George Orwell tried to warn us about this in his novel 1984: “If you want a picture of the future, imagine a boot stamping on a human face — forever.” He was only one letter away from getting it right:

Imagine a woot woot stamping on a human face — forever.

Popsicles and tech debt

The pandemic has been awful in countless ways. But if it eliminates delight, I’d be, well, delighted. As civic designer Dan Hon tweeted in April of last year, “If we’re lucky, 2020 will be the year whimsy finally dies as a prevailing tone of voice.”

Hon isn’t the first person to spot the limitations of whimsy. In 2016, John Saito argued that “Delight varies from person to person. What’s delightful to one person can be dreadful to another. There’s no such thing as universal delight.” And in January of this year, Amy Thibodeau put delight in the crosshairs:

“It’s slippery and subjective, cloying and often results in decisions to prioritize whatzits and quirk-a-doodles instead of meaningful change that would make an experience easier to use. Give me the utility of fast performance, predictable patterns, and good wayfinding any old day over the hollow affectations of delight.”

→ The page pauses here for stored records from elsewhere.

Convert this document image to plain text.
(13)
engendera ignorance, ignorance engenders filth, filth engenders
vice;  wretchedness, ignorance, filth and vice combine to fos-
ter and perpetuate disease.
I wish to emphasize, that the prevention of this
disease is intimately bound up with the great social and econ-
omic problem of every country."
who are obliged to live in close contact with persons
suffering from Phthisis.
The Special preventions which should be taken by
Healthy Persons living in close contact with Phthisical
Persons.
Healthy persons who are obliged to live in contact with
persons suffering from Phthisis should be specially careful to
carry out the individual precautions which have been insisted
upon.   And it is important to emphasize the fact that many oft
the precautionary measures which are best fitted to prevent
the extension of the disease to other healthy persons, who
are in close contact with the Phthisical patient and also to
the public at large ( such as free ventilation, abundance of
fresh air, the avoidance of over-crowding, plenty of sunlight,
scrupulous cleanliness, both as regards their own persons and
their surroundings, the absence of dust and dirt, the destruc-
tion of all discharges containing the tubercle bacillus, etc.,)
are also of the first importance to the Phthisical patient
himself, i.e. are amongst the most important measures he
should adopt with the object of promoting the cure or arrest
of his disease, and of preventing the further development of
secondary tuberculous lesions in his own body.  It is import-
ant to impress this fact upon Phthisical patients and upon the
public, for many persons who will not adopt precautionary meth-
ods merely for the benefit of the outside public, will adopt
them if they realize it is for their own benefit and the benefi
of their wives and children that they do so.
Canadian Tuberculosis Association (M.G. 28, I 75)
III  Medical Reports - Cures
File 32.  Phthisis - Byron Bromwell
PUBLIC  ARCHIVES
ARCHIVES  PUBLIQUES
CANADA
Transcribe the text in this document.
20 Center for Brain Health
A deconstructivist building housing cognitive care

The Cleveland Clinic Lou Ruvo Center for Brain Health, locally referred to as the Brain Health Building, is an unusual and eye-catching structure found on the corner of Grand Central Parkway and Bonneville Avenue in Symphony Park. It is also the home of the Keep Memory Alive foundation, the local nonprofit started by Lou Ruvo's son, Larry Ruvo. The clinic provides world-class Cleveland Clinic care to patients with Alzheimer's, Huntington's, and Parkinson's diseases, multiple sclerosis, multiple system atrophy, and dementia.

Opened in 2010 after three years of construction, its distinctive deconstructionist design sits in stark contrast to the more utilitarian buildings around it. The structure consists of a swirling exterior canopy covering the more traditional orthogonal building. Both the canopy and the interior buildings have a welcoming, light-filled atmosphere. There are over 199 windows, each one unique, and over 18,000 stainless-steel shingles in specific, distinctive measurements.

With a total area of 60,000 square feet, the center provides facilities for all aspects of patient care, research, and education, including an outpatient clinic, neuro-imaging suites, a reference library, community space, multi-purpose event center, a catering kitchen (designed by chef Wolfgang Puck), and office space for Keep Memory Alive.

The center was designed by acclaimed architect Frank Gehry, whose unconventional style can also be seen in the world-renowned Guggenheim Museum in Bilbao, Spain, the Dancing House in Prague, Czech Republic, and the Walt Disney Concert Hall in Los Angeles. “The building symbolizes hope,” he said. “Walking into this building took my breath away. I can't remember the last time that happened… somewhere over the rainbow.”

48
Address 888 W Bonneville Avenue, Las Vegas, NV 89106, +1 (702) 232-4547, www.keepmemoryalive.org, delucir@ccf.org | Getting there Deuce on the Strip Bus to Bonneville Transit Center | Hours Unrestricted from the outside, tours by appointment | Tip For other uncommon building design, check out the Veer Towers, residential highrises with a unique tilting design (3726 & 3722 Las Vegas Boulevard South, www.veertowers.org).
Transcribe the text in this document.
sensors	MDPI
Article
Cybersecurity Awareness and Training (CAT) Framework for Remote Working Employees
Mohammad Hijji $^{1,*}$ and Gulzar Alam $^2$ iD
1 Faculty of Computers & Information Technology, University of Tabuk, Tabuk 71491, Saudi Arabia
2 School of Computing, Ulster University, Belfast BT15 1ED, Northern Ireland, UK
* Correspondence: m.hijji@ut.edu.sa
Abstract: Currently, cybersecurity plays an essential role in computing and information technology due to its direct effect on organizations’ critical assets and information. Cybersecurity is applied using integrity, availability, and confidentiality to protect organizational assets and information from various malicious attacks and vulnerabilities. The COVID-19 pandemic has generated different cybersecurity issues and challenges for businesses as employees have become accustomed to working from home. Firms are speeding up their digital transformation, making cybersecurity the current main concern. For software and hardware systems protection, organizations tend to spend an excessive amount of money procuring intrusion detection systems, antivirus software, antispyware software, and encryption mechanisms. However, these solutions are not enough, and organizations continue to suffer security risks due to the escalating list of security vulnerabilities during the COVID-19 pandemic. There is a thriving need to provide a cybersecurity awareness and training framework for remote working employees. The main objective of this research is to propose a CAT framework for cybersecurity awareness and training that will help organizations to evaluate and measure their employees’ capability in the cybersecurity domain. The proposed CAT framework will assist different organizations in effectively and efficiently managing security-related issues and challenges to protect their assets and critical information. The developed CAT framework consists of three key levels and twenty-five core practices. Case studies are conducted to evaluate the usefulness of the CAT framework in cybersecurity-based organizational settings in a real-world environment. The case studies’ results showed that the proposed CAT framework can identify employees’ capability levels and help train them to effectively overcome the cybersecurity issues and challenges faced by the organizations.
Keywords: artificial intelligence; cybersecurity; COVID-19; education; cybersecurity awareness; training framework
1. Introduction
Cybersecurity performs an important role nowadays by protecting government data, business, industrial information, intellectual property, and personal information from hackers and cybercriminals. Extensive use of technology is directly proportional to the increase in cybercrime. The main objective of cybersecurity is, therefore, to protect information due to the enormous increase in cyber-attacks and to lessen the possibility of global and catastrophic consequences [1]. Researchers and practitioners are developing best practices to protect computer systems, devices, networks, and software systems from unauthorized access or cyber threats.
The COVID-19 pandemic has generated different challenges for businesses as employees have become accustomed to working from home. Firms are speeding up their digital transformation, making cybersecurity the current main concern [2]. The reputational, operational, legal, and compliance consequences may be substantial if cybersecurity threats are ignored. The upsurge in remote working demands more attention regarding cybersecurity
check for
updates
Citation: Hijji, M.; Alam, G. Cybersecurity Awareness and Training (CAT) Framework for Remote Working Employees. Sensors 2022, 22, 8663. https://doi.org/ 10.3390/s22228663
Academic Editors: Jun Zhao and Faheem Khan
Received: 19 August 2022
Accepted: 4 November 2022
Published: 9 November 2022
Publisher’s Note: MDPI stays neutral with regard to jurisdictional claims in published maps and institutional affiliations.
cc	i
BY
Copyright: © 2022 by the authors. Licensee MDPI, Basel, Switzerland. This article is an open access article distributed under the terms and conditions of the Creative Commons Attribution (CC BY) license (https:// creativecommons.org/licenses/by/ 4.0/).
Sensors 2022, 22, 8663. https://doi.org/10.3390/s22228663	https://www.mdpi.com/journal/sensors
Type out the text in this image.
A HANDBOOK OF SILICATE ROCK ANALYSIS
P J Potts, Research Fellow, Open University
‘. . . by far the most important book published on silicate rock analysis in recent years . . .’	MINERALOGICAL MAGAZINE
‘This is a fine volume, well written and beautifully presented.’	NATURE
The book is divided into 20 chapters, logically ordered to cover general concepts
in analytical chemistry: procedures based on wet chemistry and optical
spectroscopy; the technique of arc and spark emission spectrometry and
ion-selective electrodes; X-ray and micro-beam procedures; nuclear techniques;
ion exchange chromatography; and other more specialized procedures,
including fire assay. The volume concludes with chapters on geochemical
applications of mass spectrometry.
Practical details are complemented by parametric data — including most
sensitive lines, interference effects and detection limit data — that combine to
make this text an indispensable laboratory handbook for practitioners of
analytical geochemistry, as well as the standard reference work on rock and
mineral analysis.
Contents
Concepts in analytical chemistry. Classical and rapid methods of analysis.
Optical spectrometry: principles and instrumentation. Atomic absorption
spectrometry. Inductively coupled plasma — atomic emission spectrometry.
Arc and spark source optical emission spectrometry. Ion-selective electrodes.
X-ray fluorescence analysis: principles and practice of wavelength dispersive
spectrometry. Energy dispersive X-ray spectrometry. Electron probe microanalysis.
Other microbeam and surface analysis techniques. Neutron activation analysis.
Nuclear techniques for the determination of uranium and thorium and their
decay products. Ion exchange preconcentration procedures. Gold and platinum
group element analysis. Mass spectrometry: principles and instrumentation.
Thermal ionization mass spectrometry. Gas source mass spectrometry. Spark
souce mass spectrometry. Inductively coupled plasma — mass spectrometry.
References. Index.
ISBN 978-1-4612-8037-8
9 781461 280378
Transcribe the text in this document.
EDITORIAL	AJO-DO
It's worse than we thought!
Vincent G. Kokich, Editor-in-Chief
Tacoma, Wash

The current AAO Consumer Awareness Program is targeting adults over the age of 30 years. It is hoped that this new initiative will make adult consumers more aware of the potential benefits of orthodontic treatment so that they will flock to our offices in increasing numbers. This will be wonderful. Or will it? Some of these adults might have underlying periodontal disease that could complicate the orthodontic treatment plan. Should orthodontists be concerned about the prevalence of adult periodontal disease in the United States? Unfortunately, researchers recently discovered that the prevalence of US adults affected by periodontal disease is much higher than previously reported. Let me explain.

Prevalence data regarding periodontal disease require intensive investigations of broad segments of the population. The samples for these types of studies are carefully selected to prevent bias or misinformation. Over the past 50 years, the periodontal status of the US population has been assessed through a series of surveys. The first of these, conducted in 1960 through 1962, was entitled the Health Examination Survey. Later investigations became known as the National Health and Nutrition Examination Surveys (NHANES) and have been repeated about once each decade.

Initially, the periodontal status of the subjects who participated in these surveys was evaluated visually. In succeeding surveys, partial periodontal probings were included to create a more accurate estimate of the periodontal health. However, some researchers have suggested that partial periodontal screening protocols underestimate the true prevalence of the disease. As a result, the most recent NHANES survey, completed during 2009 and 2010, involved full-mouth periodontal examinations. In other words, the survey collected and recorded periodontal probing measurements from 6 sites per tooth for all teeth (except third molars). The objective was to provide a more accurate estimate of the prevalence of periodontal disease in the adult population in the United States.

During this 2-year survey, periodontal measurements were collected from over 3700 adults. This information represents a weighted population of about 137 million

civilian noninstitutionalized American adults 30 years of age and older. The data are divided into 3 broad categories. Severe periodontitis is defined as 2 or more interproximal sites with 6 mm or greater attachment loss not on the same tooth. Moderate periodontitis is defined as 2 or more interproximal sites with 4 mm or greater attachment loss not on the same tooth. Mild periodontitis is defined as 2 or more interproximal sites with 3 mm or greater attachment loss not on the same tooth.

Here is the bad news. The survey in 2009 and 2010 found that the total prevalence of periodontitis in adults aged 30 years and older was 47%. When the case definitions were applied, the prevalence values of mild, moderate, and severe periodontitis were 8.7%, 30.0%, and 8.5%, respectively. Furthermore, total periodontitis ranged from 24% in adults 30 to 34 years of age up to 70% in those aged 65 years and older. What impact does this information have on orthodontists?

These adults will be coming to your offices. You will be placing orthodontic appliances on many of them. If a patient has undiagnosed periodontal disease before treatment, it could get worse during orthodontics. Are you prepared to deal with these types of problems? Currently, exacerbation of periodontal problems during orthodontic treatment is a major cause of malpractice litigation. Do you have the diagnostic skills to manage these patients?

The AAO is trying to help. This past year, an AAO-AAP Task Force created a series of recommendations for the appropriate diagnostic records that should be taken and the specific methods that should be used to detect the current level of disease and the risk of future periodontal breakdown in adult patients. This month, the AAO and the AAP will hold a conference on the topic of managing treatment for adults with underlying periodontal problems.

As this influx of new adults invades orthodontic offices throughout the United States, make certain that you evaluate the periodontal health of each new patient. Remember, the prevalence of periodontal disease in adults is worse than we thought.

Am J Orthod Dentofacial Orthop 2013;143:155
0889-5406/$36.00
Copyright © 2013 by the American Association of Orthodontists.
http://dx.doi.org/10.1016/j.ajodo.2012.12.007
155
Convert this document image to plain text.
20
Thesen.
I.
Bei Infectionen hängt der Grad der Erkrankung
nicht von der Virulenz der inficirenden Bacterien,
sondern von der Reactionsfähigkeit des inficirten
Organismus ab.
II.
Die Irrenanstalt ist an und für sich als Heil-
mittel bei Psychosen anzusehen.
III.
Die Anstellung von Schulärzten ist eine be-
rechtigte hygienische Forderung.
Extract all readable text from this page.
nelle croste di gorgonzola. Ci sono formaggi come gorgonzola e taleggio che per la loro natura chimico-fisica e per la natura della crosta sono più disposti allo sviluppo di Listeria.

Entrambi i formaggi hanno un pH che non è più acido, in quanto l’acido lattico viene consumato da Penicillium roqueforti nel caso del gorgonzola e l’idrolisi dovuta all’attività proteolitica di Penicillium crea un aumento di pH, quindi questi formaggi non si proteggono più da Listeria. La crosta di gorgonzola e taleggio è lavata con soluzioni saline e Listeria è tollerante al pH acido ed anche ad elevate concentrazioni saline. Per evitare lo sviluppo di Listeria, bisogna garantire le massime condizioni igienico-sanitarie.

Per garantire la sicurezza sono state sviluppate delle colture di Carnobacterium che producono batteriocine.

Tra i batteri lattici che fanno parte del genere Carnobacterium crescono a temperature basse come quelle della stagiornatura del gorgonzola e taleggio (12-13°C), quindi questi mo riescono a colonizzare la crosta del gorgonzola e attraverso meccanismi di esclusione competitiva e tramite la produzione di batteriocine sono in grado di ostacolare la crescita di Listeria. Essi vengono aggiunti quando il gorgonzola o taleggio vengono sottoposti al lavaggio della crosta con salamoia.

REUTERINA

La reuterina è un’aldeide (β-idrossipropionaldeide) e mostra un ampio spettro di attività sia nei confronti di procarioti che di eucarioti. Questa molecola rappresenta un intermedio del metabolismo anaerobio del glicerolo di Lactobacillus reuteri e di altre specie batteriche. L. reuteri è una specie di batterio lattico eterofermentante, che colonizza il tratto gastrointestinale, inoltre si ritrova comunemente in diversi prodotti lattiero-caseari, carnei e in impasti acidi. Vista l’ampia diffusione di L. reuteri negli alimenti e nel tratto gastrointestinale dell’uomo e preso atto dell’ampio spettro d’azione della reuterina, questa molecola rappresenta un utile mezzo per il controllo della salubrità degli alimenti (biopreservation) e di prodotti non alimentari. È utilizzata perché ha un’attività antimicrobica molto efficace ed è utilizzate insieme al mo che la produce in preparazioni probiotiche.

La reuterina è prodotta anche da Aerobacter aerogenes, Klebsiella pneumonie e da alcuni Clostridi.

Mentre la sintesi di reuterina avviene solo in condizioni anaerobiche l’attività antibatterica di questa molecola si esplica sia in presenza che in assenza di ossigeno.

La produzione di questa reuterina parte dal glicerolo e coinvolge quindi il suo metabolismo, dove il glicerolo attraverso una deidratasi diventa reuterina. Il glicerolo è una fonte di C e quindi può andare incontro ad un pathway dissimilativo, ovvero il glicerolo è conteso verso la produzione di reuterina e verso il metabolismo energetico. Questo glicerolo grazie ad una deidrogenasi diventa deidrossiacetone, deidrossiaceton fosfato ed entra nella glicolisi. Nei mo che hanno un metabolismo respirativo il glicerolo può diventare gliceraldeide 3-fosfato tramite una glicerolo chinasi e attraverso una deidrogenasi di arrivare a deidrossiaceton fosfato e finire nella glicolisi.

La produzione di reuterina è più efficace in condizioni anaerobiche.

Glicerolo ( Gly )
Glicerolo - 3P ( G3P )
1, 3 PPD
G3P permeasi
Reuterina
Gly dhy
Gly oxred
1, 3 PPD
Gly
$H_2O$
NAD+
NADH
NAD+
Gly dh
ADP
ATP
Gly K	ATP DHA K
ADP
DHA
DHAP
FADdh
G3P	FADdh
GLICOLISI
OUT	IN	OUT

But due to the sunk-cost fallacy, delight won’t disappear quickly. Want proof? Check out this May 2019 defense of delight from UX advocate Jared Spool. He starts by talking about the popsicle hotline in the Magic Castle Hotel. You pick up the phone and ask for a popsicle. A few minutes later a butler delivers one.

Neato.

Except you can’t upload popsicles to your users, no matter how fast your broadband is. Applying a theory of physical delight from the 1980s to digital experiences is futile at best, dangerous at worst. We, as an industry, still can’t create a decent cookie consent banner. It’s sheer arrogance to think that our forms, buttons, and modals can evoke grand emotions in the hearts of our users.

But Spool is so blinded by delight that he believes a funeral-planning service should have some: “Helping the person planning the funeral get the word out, while minimizing the decisions involved, would be delightful if it exceeded their expectations for the planning process.”

Woot woot! We got your coffin order.

Please, I beg you, don’t make your funeral-planning app, service, or website delightful. Just make sure it works.

Now, I realize that kicking the delight habit won’t be easy, so here’s my offer. We’ve spent the past decade moving fast and breaking everything. Let’s take a deep breath and deal with all the tech debt we’ve accumulated. In case you’re not sure where to start, we’ve got:

  • privacy debt
  • racial debt
  • accessibility debt
  • inclusivity debt
  • gender debt
  • dark pattern debt
  • environmental debt

All that sludge means that millions of people have terrible experiences every day. Forget about extreme satisfaction and exceeding expectations — going from awful to meeting basic user needs would be a huge win. And once all that tech debt is eliminated, you can woot woot about funeral planning all you want.

Until then, delight is dead.

This article is based on my Interaction 21 talk. The generic brand images are borrowed from kunelgaur.